REHOVOT, Israel: Physicists at the Weizmann Institute of Science in Israel have clarified the intricate dynamics underpinning a tongue condition that has puzzled the medical community for decades. Known as benign migratory glossitis or geographic tongue (GT), the condition affects around 2 per cent of the global population and is characterised by evolving red patches on the surface of the tongue that may resemble a map.
The red patches appear due to loss of one of the four types of lingual papillae, tiny hair-like protrusions that cover the surface of the tongue. The affected type, called filiform papillae, is mainly distributed in the anterior two-thirds of the tongue. Despite extensive research, the exact cause of GT, a benign and mostly painless condition, remains unknown.
In their study, the researchers performed a number of numerical simulations to closely examine and visualise the development of GT, and devised a new way of identifying the severity of individual cases. “We hope these results can be used by physicians as a practical way of assessing the severity of the condition based on the characteristic patterns observed,” said lead author of the study Dr Gabriel Seiden, a researcher at the Weizmann Institute of Science in Rehovot in Israel.
The scientists approached the problem of GT as if it were an excitable medium—a spatially distributed, dynamic system with the ability to propagate signals without damping. A forest fire is a classic example of an excitable medium: it travels as a wave from its initiation point and regenerates with every tree it ignites.
This is in contrast to passive wave propagation, which is characterised by a gradual damping of the signal amplitude due to friction. However, after a wave has passed through, excitable media have to reconstitute before they can support the passing of another wave. In this way, a fire can spread through a forest, but it cannot return to a burnt spot until the vegetation has regrown.
The study found that GT can spread across the tongue in two different ways, each of which has distinguishing characteristics that could be used to diagnose severity. The researchers discovered that the condition, which typically starts as small spots on the tongue, can continue to gradually expand in circular patterns until the whole tongue becomes affected. Once affected, the tongue then heals itself. Alternatively, the condition can develop through the formation of spiral patterns. The simulations showed that these spirals evolve in regions of the tongue that are still recovering, causing re-excitation of that particular region.

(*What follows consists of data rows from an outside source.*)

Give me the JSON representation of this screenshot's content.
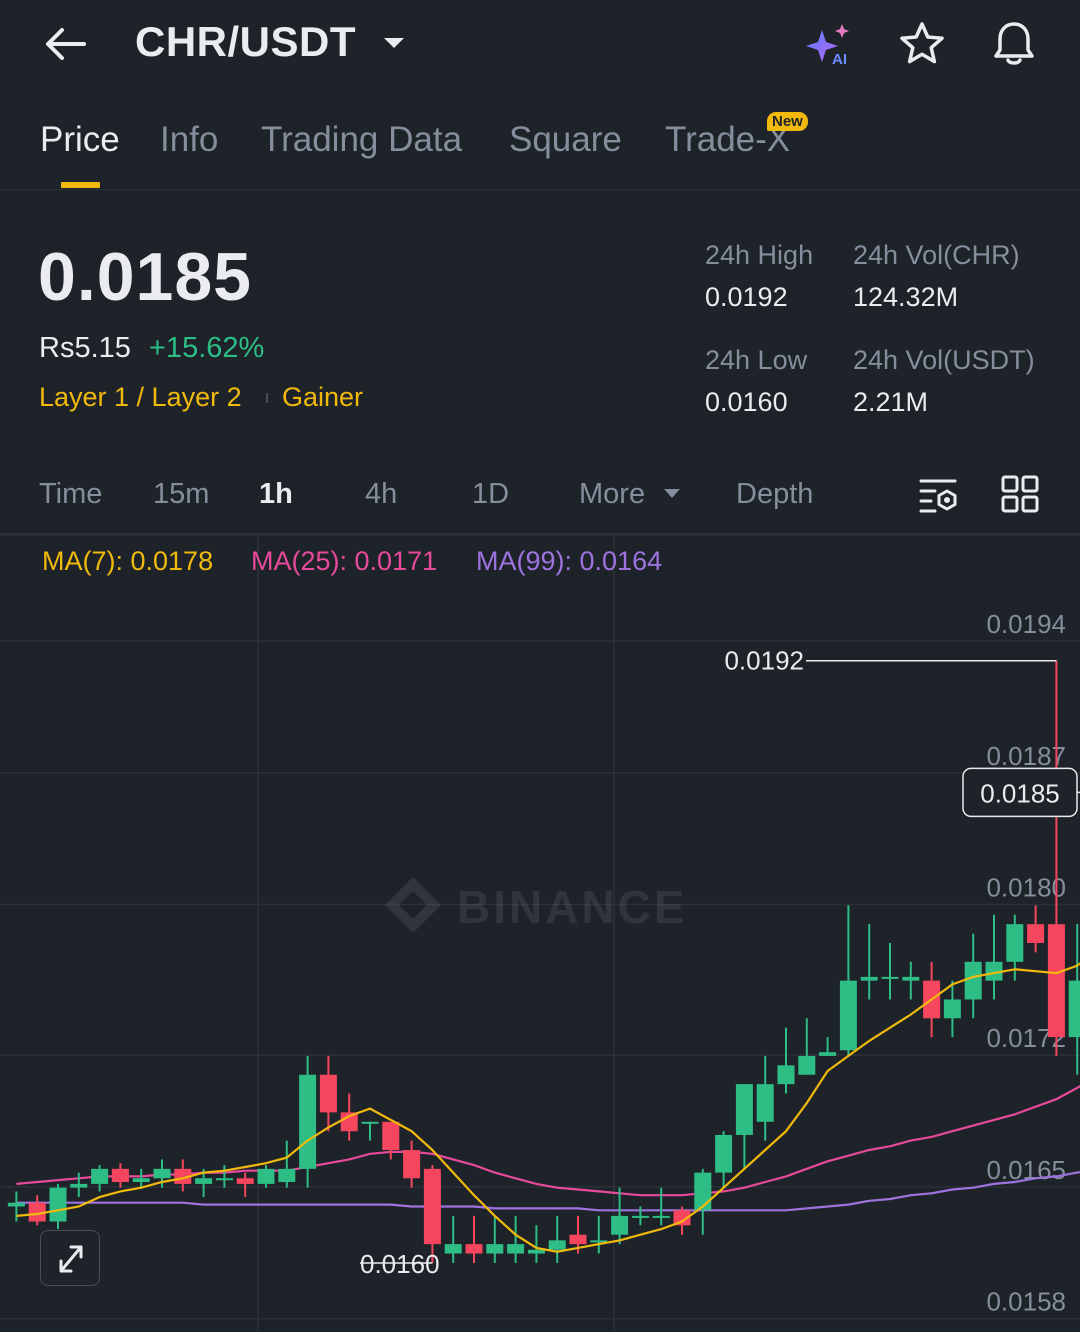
{
  "header": {
    "pair": "CHR/USDT",
    "icons": [
      "back-arrow-icon",
      "caret-down-icon",
      "ai-sparkle-icon",
      "star-icon",
      "bell-icon"
    ],
    "ai_label": "AI"
  },
  "tabs": [
    {
      "label": "Price",
      "active": true
    },
    {
      "label": "Info",
      "active": false
    },
    {
      "label": "Trading Data",
      "active": false
    },
    {
      "label": "Square",
      "active": false
    },
    {
      "label": "Trade-X",
      "active": false
    }
  ],
  "new_badge": "New",
  "ticker": {
    "price": "0.0185",
    "local_price": "Rs5.15",
    "change_pct": "+15.62%",
    "tag1": "Layer 1 / Layer 2",
    "tag2": "Gainer"
  },
  "stats": {
    "high_label": "24h High",
    "high": "0.0192",
    "vol_base_label": "24h Vol(CHR)",
    "vol_base": "124.32M",
    "low_label": "24h Low",
    "low": "0.0160",
    "vol_quote_label": "24h Vol(USDT)",
    "vol_quote": "2.21M"
  },
  "intervals": [
    {
      "label": "Time",
      "active": false
    },
    {
      "label": "15m",
      "active": false
    },
    {
      "label": "1h",
      "active": true
    },
    {
      "label": "4h",
      "active": false
    },
    {
      "label": "1D",
      "active": false
    },
    {
      "label": "More",
      "active": false
    },
    {
      "label": "Depth",
      "active": false
    }
  ],
  "ma": {
    "ma7": "MA(7): 0.0178",
    "ma25": "MA(25): 0.0171",
    "ma99": "MA(99): 0.0164"
  },
  "colors": {
    "up": "#2ebd85",
    "down": "#f6465d",
    "accent": "#f0b90b",
    "ma7": "#f0b90b",
    "ma25": "#e84a9b",
    "ma99": "#9e73e0"
  },
  "watermark": "BINANCE",
  "chart_data": {
    "type": "candlestick",
    "interval": "1h",
    "y_ticks": [
      "0.0194",
      "0.0187",
      "0.0180",
      "0.0172",
      "0.0165",
      "0.0158"
    ],
    "y_tick_values": [
      0.0194,
      0.0187,
      0.018,
      0.0172,
      0.0165,
      0.0158
    ],
    "ylim": [
      0.01575,
      0.01965
    ],
    "current_price": "0.0185",
    "max_label": "0.0192",
    "min_label": "0.0160",
    "candles": [
      [
        0.0163,
        0.01632,
        0.01622,
        0.01638
      ],
      [
        0.01632,
        0.01622,
        0.0162,
        0.01636
      ],
      [
        0.01622,
        0.0164,
        0.01618,
        0.01642
      ],
      [
        0.0164,
        0.01642,
        0.01635,
        0.01648
      ],
      [
        0.01642,
        0.0165,
        0.01638,
        0.01652
      ],
      [
        0.0165,
        0.01643,
        0.0164,
        0.01653
      ],
      [
        0.01643,
        0.01645,
        0.0164,
        0.0165
      ],
      [
        0.01645,
        0.0165,
        0.0164,
        0.01655
      ],
      [
        0.0165,
        0.01642,
        0.01638,
        0.01655
      ],
      [
        0.01642,
        0.01645,
        0.01635,
        0.0165
      ],
      [
        0.01645,
        0.01645,
        0.0164,
        0.01652
      ],
      [
        0.01645,
        0.01642,
        0.01635,
        0.01648
      ],
      [
        0.01642,
        0.0165,
        0.0164,
        0.01652
      ],
      [
        0.01643,
        0.0165,
        0.0164,
        0.01665
      ],
      [
        0.0165,
        0.017,
        0.0164,
        0.0171
      ],
      [
        0.017,
        0.0168,
        0.0167,
        0.0171
      ],
      [
        0.0168,
        0.0167,
        0.01665,
        0.0169
      ],
      [
        0.01675,
        0.01675,
        0.01665,
        0.01675
      ],
      [
        0.01675,
        0.0166,
        0.01655,
        0.0167
      ],
      [
        0.0166,
        0.01645,
        0.0164,
        0.01665
      ],
      [
        0.0165,
        0.0161,
        0.016,
        0.01652
      ],
      [
        0.01605,
        0.0161,
        0.016,
        0.01625
      ],
      [
        0.0161,
        0.01605,
        0.016,
        0.01625
      ],
      [
        0.01605,
        0.0161,
        0.016,
        0.01625
      ],
      [
        0.01605,
        0.0161,
        0.016,
        0.01625
      ],
      [
        0.01605,
        0.01607,
        0.016,
        0.0162
      ],
      [
        0.01607,
        0.01612,
        0.016,
        0.01625
      ],
      [
        0.01615,
        0.0161,
        0.01605,
        0.01625
      ],
      [
        0.01612,
        0.01612,
        0.01605,
        0.01625
      ],
      [
        0.01615,
        0.01625,
        0.0161,
        0.0164
      ],
      [
        0.01625,
        0.01625,
        0.0162,
        0.0163
      ],
      [
        0.01625,
        0.01625,
        0.0162,
        0.0164
      ],
      [
        0.01628,
        0.0162,
        0.01615,
        0.0163
      ],
      [
        0.01628,
        0.01648,
        0.01615,
        0.0165
      ],
      [
        0.01648,
        0.01668,
        0.0164,
        0.0167
      ],
      [
        0.01668,
        0.01695,
        0.0165,
        0.01695
      ],
      [
        0.01675,
        0.01695,
        0.01665,
        0.0171
      ],
      [
        0.01695,
        0.01705,
        0.0169,
        0.01725
      ],
      [
        0.017,
        0.0171,
        0.017,
        0.0173
      ],
      [
        0.0171,
        0.01712,
        0.0171,
        0.0172
      ],
      [
        0.01713,
        0.0175,
        0.0171,
        0.0179
      ],
      [
        0.0175,
        0.01752,
        0.0174,
        0.0178
      ],
      [
        0.01752,
        0.01752,
        0.0174,
        0.0177
      ],
      [
        0.0175,
        0.01752,
        0.0174,
        0.0176
      ],
      [
        0.0175,
        0.0173,
        0.0172,
        0.0176
      ],
      [
        0.0173,
        0.0174,
        0.0172,
        0.0175
      ],
      [
        0.0174,
        0.0176,
        0.0173,
        0.01775
      ],
      [
        0.0175,
        0.0176,
        0.0174,
        0.01785
      ],
      [
        0.0176,
        0.0178,
        0.0175,
        0.01785
      ],
      [
        0.0178,
        0.0177,
        0.01765,
        0.0179
      ],
      [
        0.0178,
        0.0172,
        0.0171,
        0.0192
      ],
      [
        0.0172,
        0.0175,
        0.017,
        0.0178
      ],
      [
        0.0176,
        0.0185,
        0.0173,
        0.0188
      ]
    ],
    "ma7": [
      0.01625,
      0.01626,
      0.01628,
      0.0163,
      0.01635,
      0.01638,
      0.0164,
      0.01643,
      0.01645,
      0.01648,
      0.01649,
      0.01651,
      0.01653,
      0.01656,
      0.01665,
      0.01672,
      0.01678,
      0.01682,
      0.01676,
      0.0167,
      0.0166,
      0.01648,
      0.01636,
      0.01625,
      0.01615,
      0.01608,
      0.01606,
      0.01608,
      0.0161,
      0.01612,
      0.01615,
      0.01618,
      0.01622,
      0.0163,
      0.0164,
      0.0165,
      0.0166,
      0.0167,
      0.01685,
      0.01702,
      0.0171,
      0.01718,
      0.01725,
      0.01732,
      0.0174,
      0.01748,
      0.01752,
      0.01754,
      0.01756,
      0.01755,
      0.01754,
      0.01758,
      0.01766
    ],
    "ma25": [
      0.01642,
      0.01643,
      0.01644,
      0.01645,
      0.01646,
      0.01646,
      0.01646,
      0.01647,
      0.01647,
      0.01648,
      0.01648,
      0.01649,
      0.01649,
      0.01649,
      0.01651,
      0.01653,
      0.01655,
      0.01658,
      0.01659,
      0.01659,
      0.01658,
      0.01655,
      0.01652,
      0.01648,
      0.01645,
      0.01642,
      0.0164,
      0.01639,
      0.01638,
      0.01637,
      0.01636,
      0.01636,
      0.01636,
      0.01637,
      0.01638,
      0.0164,
      0.01643,
      0.01646,
      0.0165,
      0.01654,
      0.01657,
      0.0166,
      0.01662,
      0.01665,
      0.01667,
      0.0167,
      0.01673,
      0.01676,
      0.01679,
      0.01683,
      0.01687,
      0.01693,
      0.017
    ],
    "ma99": [
      0.01632,
      0.01632,
      0.01632,
      0.01632,
      0.01632,
      0.01632,
      0.01632,
      0.01632,
      0.01632,
      0.01631,
      0.01631,
      0.01631,
      0.01631,
      0.01631,
      0.01631,
      0.01631,
      0.01631,
      0.01631,
      0.01631,
      0.0163,
      0.0163,
      0.0163,
      0.0163,
      0.01629,
      0.01629,
      0.01629,
      0.01629,
      0.01629,
      0.01628,
      0.01628,
      0.01628,
      0.01628,
      0.01628,
      0.01628,
      0.01628,
      0.01628,
      0.01628,
      0.01628,
      0.01629,
      0.0163,
      0.01631,
      0.01633,
      0.01634,
      0.01636,
      0.01637,
      0.01639,
      0.0164,
      0.01642,
      0.01643,
      0.01645,
      0.01646,
      0.01648,
      0.0165
    ]
  }
}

“While the propagation of small circular lesions results in the whole tongue being gradually affected and subsequently healed, the propagation of spiral patterns involves a continuous, self-sustaining excitation of recovering regions, implying a more acute condition that will linger for a relatively long period of time,” Seiden explained.
Just as the development of forest fires can be strongly affected by external conditions, such as the strength of the wind, conditions surrounding the tongue may have important consequences for the dynamics of GT, according to the researchers.
In their study, they give the example of GT observed in a 1-year-old boy who developed the characteristic lesions on multiple occasions along the tongue’s edge adjacent to the growing teeth, implying that the continuous rubbing of the tongue against the gingiva may trigger the condition.
“Going forward, we intend to collaborate with physicians and dentists who treat GT patients to obtain valuable—and often scarce—empirical data regarding the dynamic evolution of the condition,” Seiden concluded. “This will allow for further, more quantitative explorations of GT, and may eventually lead to a firmer understanding of what causes the condition.”
The study, titled “The tongue as an excitable medium”, was published online in the New Journal of Physics on 31 March.